DDC Mutations Associated with Risk of Developing Severe Malaria, Review Study Shows
Mutations in the dopa decarboxylase (DDC) gene — the gene associated with aromatic L-amino acid decarboxylase (AADC) deficiency — are linked with an increased risk of severe malaria, according to a review study.
The study, “Genome-wide association studies of severe P. falciparum malaria susceptibility: progress, pitfalls and prospects,” was published in the journal BMC Medical Genomics.
AADC deficiency is a rare genetic disorder caused by mutations in the DDC gene, which result in a reduced activity of the AADC enzyme. AADC is necessary for the production of neurotransmitters — chemical messengers used by nerve cells to communicate with each other — such as dopamine and serotonin.
Apart from its presence in the nervous system, AADC has been detected in several peripheral organs, such as the liver and kidneys, but its function outside the brain remains largely unclear.
Increasing evidence points to an additional role of AADC in immunity and inflammation.
Mutations in the DDC gene were reported to be linked to resistance of mosquitoes to malaria parasites. And in invertebrates, AADC was shown to be involved in cell-based immunity and in the protection against parasitic disease, through the action of dopamine.

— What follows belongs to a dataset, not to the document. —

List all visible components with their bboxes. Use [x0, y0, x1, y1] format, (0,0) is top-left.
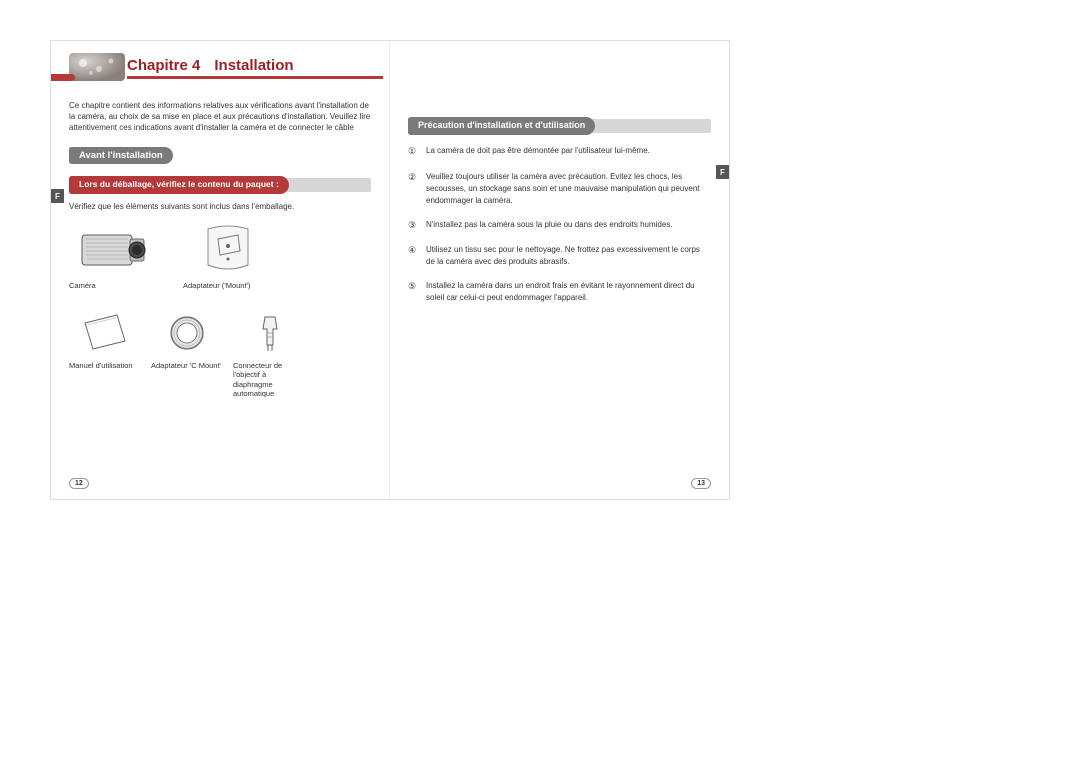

Several studies have highlighted that dopamine works not only as a neurotransmitter, but also as a regulator of the immune system. Dopamine was found to promote a balance between the central nervous system (brain and spinal cord) and the immune system. It was also found to be produced and released by immune cells themselves.

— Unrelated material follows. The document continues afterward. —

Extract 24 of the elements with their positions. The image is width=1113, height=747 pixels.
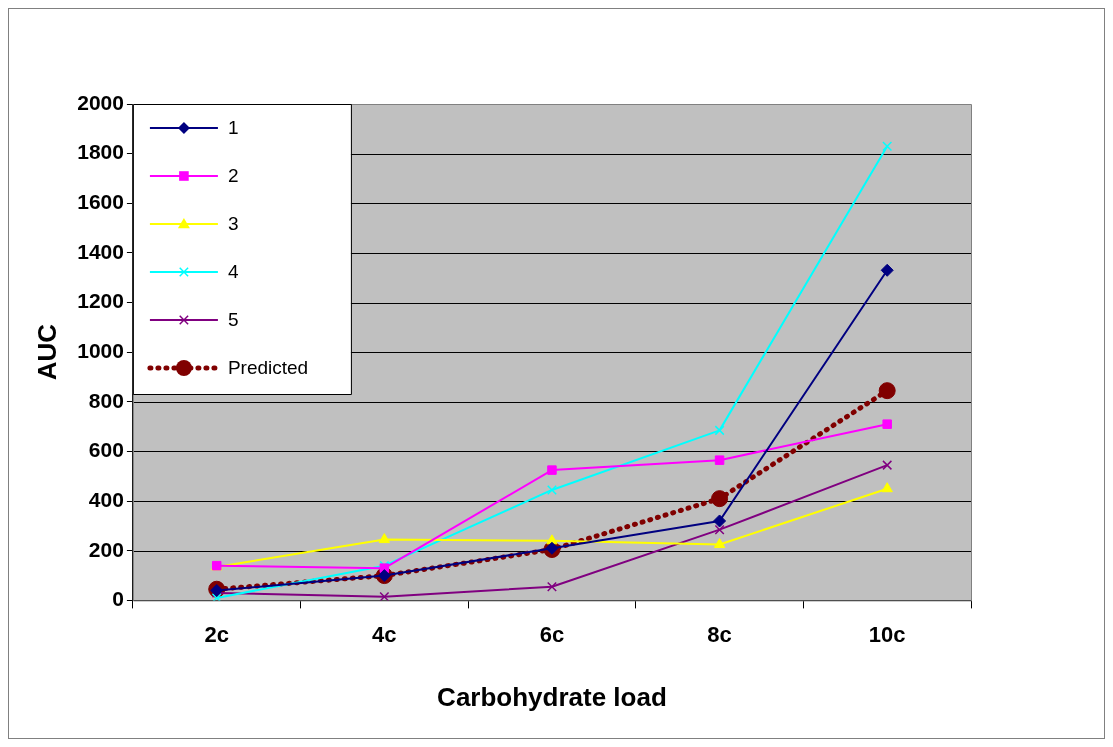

A review study has now reported an association between mutations in the DDC gene and different susceptibilities to malaria. Malaria is a life-threatening disease caused by Plasmodium falciparum parasites that are transmitted to people through the bites of infected female Anopheles mosquitoes.

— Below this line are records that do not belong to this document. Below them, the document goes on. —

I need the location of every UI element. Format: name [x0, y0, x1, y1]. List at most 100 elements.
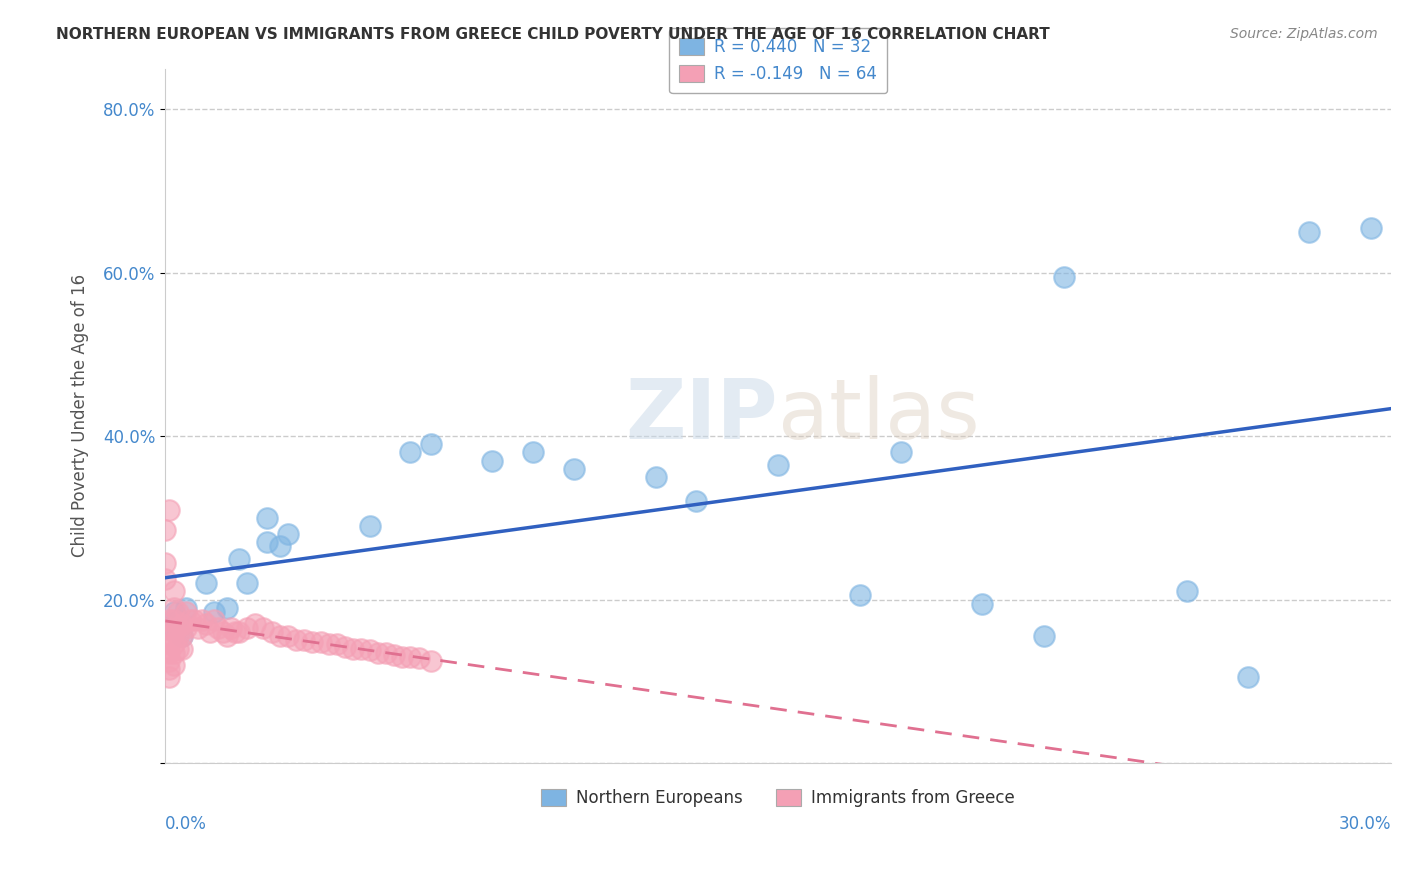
Point: [170, 617, 193, 632]
Point: [277, 527, 299, 541]
Point: [269, 629, 291, 643]
Point: [159, 662, 181, 676]
Point: [191, 613, 214, 627]
Point: [342, 641, 364, 656]
Point: [562, 462, 585, 476]
Point: [174, 605, 197, 619]
Point: [155, 523, 177, 537]
Text: NORTHERN EUROPEAN VS IMMIGRANTS FROM GREECE CHILD POVERTY UNDER THE AGE OF 16 CO: NORTHERN EUROPEAN VS IMMIGRANTS FROM GRE…: [56, 27, 1050, 42]
Point: [219, 621, 242, 635]
Point: [972, 597, 994, 611]
Point: [375, 646, 398, 660]
Legend: Northern Europeans, Immigrants from Greece: Northern Europeans, Immigrants from Gree…: [531, 779, 1025, 817]
Point: [260, 625, 283, 640]
Point: [350, 641, 373, 656]
Point: [159, 613, 181, 627]
Text: 30.0%: 30.0%: [1339, 815, 1391, 833]
Point: [318, 637, 340, 651]
Point: [155, 556, 177, 570]
Point: [200, 625, 222, 640]
Point: [277, 629, 299, 643]
Point: [408, 651, 430, 665]
Point: [166, 641, 188, 656]
Point: [292, 633, 315, 648]
Point: [159, 629, 181, 643]
Point: [1237, 670, 1260, 684]
Point: [195, 617, 218, 632]
Text: Source: ZipAtlas.com: Source: ZipAtlas.com: [1230, 27, 1378, 41]
Point: [162, 584, 184, 599]
Point: [170, 629, 193, 643]
Point: [685, 494, 707, 508]
Point: [159, 621, 181, 635]
Point: [399, 445, 422, 459]
Point: [170, 629, 193, 643]
Point: [359, 519, 381, 533]
Point: [1032, 629, 1054, 643]
Point: [224, 625, 246, 640]
Point: [215, 629, 238, 643]
Point: [269, 540, 291, 554]
Point: [228, 551, 250, 566]
Point: [301, 635, 323, 649]
Point: [159, 646, 181, 660]
Point: [159, 621, 181, 635]
Point: [1053, 269, 1076, 284]
Point: [162, 600, 184, 615]
Point: [195, 576, 218, 591]
Y-axis label: Child Poverty Under the Age of 16: Child Poverty Under the Age of 16: [72, 274, 89, 558]
Point: [236, 621, 259, 635]
Point: [170, 641, 193, 656]
Point: [256, 535, 278, 549]
Point: [309, 635, 332, 649]
Point: [159, 670, 181, 684]
Point: [367, 646, 389, 660]
Point: [162, 613, 184, 627]
Point: [419, 437, 441, 451]
Point: [481, 453, 503, 467]
Point: [202, 605, 225, 619]
Point: [159, 654, 181, 668]
Point: [162, 637, 184, 651]
Point: [326, 637, 349, 651]
Point: [166, 613, 188, 627]
Point: [155, 572, 177, 586]
Point: [228, 625, 250, 640]
Point: [359, 643, 381, 657]
Point: [183, 613, 205, 627]
Point: [333, 640, 356, 654]
Point: [166, 629, 188, 643]
Point: [162, 646, 184, 660]
Point: [766, 458, 789, 472]
Point: [166, 621, 188, 635]
Point: [174, 600, 197, 615]
Point: [1360, 220, 1382, 235]
Point: [245, 617, 267, 632]
Point: [211, 625, 233, 640]
Point: [252, 621, 274, 635]
Point: [174, 621, 197, 635]
Point: [202, 613, 225, 627]
Point: [187, 621, 209, 635]
Point: [391, 649, 413, 664]
Point: [179, 613, 201, 627]
Point: [215, 600, 238, 615]
Point: [159, 502, 181, 516]
Point: [1175, 584, 1198, 599]
Point: [890, 445, 912, 459]
Point: [849, 589, 872, 603]
Point: [159, 637, 181, 651]
Point: [256, 511, 278, 525]
Point: [162, 605, 184, 619]
Point: [166, 605, 188, 619]
Point: [382, 648, 405, 662]
Point: [162, 657, 184, 672]
Text: ZIP: ZIP: [626, 376, 778, 456]
Text: 0.0%: 0.0%: [166, 815, 207, 833]
Point: [399, 649, 422, 664]
Point: [162, 625, 184, 640]
Point: [285, 633, 308, 648]
Point: [236, 576, 259, 591]
Point: [207, 621, 229, 635]
Point: [644, 470, 666, 484]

The researchers reviewed the results of genome wide association studies (GWAS) in malaria. These GWAS scanned complete sets of DNA, or genomes, of a large number of people to identify all the genetic changes associated with the development of malaria, and their different effects on the risk of developing the disease.
The results of the study in the Tanzanian population showed that this association was linked to the development of cerebral malaria, the most severe complication caused by the malaria parasite.
These findings highlight the potential role of the AADC enzyme — likely through its related neurotransmitters — in the immune system and in the protection against parasites, particularly in the brain.
Future studies are needed to clarify the underlying mechanisms between these associations, the researchers said.